De mens van tegenwoordig is in dit opzicht niet normaal, maar draagt een ziekelijke, tot in het tienvoudige opgevoerde geslachtsdrift met zich mee, waarvoor hij in honderden verschillende vormen en variaties een cultus tracht in te stellen, die tot de ondergang van de hele mensheid moet leiden.
Aanstekend, besmettelijk als een pestadem beïnvloedt dit alles mettertijd ook diegenen, die zich nog krampachtig proberen vast te klampen aan een ideaal, dat hun in het verborgene van hun halfbewustzijn voor ogen zweeft. Zij strekken wel verlangend hun armen daarnaar uit, maar laten deze met een zucht steeds weer zakken, moedeloos, vertwijfeld, wanneer zij hun blik op hun omgeving richten.
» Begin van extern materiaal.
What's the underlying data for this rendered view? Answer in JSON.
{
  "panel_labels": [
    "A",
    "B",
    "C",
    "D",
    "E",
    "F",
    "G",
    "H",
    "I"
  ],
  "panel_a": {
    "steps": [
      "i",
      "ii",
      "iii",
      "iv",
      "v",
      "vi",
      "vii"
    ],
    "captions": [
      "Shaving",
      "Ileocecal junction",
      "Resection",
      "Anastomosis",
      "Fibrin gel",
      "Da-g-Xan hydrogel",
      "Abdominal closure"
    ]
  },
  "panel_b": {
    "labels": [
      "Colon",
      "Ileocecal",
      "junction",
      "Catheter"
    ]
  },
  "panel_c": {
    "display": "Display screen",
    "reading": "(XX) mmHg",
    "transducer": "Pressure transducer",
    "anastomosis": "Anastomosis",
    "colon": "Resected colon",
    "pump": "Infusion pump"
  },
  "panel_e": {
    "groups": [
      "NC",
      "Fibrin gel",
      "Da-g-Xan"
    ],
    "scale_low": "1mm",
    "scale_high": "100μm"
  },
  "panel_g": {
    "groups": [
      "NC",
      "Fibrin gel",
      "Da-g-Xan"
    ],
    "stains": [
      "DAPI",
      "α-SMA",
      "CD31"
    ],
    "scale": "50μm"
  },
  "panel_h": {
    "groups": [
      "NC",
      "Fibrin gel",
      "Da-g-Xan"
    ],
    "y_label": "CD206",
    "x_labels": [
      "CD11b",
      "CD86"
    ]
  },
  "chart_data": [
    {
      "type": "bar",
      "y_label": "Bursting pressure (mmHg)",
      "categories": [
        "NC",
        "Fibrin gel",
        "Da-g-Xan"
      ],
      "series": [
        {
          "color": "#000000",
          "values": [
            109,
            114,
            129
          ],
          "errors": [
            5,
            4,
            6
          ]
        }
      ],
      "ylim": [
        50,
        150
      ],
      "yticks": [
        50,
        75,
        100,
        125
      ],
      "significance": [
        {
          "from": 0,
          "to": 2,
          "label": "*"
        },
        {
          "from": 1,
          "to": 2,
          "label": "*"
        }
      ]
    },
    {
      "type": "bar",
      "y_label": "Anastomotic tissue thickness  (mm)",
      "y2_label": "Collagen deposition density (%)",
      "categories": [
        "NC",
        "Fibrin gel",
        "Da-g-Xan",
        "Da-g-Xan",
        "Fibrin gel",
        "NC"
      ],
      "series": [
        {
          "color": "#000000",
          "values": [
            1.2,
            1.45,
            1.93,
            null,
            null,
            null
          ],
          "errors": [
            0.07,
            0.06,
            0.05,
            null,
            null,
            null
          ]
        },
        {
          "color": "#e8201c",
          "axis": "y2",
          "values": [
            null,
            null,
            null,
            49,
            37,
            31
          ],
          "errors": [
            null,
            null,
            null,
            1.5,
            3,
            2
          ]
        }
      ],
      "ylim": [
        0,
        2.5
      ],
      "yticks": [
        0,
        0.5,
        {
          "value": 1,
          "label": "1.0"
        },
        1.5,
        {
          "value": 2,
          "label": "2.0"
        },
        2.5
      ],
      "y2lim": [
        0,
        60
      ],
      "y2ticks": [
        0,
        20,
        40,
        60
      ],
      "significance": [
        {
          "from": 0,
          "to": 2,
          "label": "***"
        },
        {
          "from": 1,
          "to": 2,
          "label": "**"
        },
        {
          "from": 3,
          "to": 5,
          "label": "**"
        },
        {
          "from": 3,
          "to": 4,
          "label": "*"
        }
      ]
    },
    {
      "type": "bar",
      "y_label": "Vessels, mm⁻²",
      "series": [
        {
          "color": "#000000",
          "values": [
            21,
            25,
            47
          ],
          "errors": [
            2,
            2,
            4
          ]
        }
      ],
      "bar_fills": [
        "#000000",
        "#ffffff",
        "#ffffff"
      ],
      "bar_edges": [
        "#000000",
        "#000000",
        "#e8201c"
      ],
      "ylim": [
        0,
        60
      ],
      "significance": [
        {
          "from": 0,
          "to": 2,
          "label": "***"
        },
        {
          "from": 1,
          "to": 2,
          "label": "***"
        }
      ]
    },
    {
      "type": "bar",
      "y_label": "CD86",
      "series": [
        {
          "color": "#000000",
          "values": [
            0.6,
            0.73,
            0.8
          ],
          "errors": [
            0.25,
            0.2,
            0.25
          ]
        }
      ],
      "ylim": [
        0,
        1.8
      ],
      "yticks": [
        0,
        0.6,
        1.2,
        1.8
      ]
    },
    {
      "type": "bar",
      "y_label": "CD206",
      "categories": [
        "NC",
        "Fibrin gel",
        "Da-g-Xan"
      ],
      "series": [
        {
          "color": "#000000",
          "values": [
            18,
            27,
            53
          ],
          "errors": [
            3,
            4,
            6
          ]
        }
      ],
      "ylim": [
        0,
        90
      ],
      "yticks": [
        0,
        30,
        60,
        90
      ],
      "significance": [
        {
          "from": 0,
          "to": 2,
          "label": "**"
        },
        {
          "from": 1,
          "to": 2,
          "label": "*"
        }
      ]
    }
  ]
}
In doffe machteloosheid zien zij met afgrijzen, met welk een reusachtige snelheid de heldere kijk op wat zedelijk en wat onzedelijk is vertroebeld raakt, het beoordelingsvermogen verloren gaat en de opvattingen over deze dingen veranderen, zodanig, dat men veel wat kort geleden nog afschuw en verachting zou hebben opgewekt, al spoedig als heel natuurlijk accepteert en er niet eens vreemd van opkijkt.
Maar de beker is binnenkort tot aan de rand gevuld. Er moet een vreselijk ontwaken volgen!
Nu al is het soms, alsof deze door zijn zinnen opgezweepte massa plotseling angstig ineenduikt, geheel mechanisch, onbewust. Menigeen wordt een ogenblik door onzekerheid bevangen; maar tot ontwaken, tot een duidelijk besef van hun onwaardige gedrag komt het niet. Er ontstaat op dat punt dan een verdubbelde ijver om zulk een ‘zwakte’ of ‘laatste overblijfsel’ van verouderde zienswijzen af te schudden of zelfs te overstemmen.
Vooruitgang moet er zijn, tot elke prijs. Vooruitgaan kan men echter in twee richtingen. Omhoog of omlaag. Al naar men kiest. En zoals het er nu voor staat, gaat het omlaag met angstwekkende snelheid. De schok moet degenen die zo naar omlaag stormen, verbrijzelen wanneer het uur komt dat zij op een sterke weerstand stoten.
In deze benauwende atmosfeer pakt de onweerswolk zich steeds dichter, onheilspellender samen. Ieder ogenblik is nu de eerste bliksemstraal te verwachten, die de duisternis doorklieft en verlicht, die vlammend ook het meest verborgene belicht met een onverbiddelijkheid en scherpte die bevrijding in zich draagt voor degenen die naar licht en klaarheid streven, maar verderf brengt voor hen die geen verlangen naar het Licht hebben.
Hoe langer deze wolk de tijd krijgt in duisternis en zwaarte toe te nemen, des te scheller en beangstigender zal ook de bliksem zijn, die de wolk voortbrengt. Verdwijnen zal de zwoele, afmattende lucht, die in de plooien van zijn traagheid heimelijke wellust bergt; want op de eerste bliksemschicht zal ook als natuurlijk gevolg een frisse luchtstroom volgen, die nieuw leven brengt. In de koele helderheid van het licht zullen plotseling alle uitwassen van de duistere fantasie, ontdaan van hun huichelachtige onwaarheden, voor de ogen van de ontzette mensheid staan.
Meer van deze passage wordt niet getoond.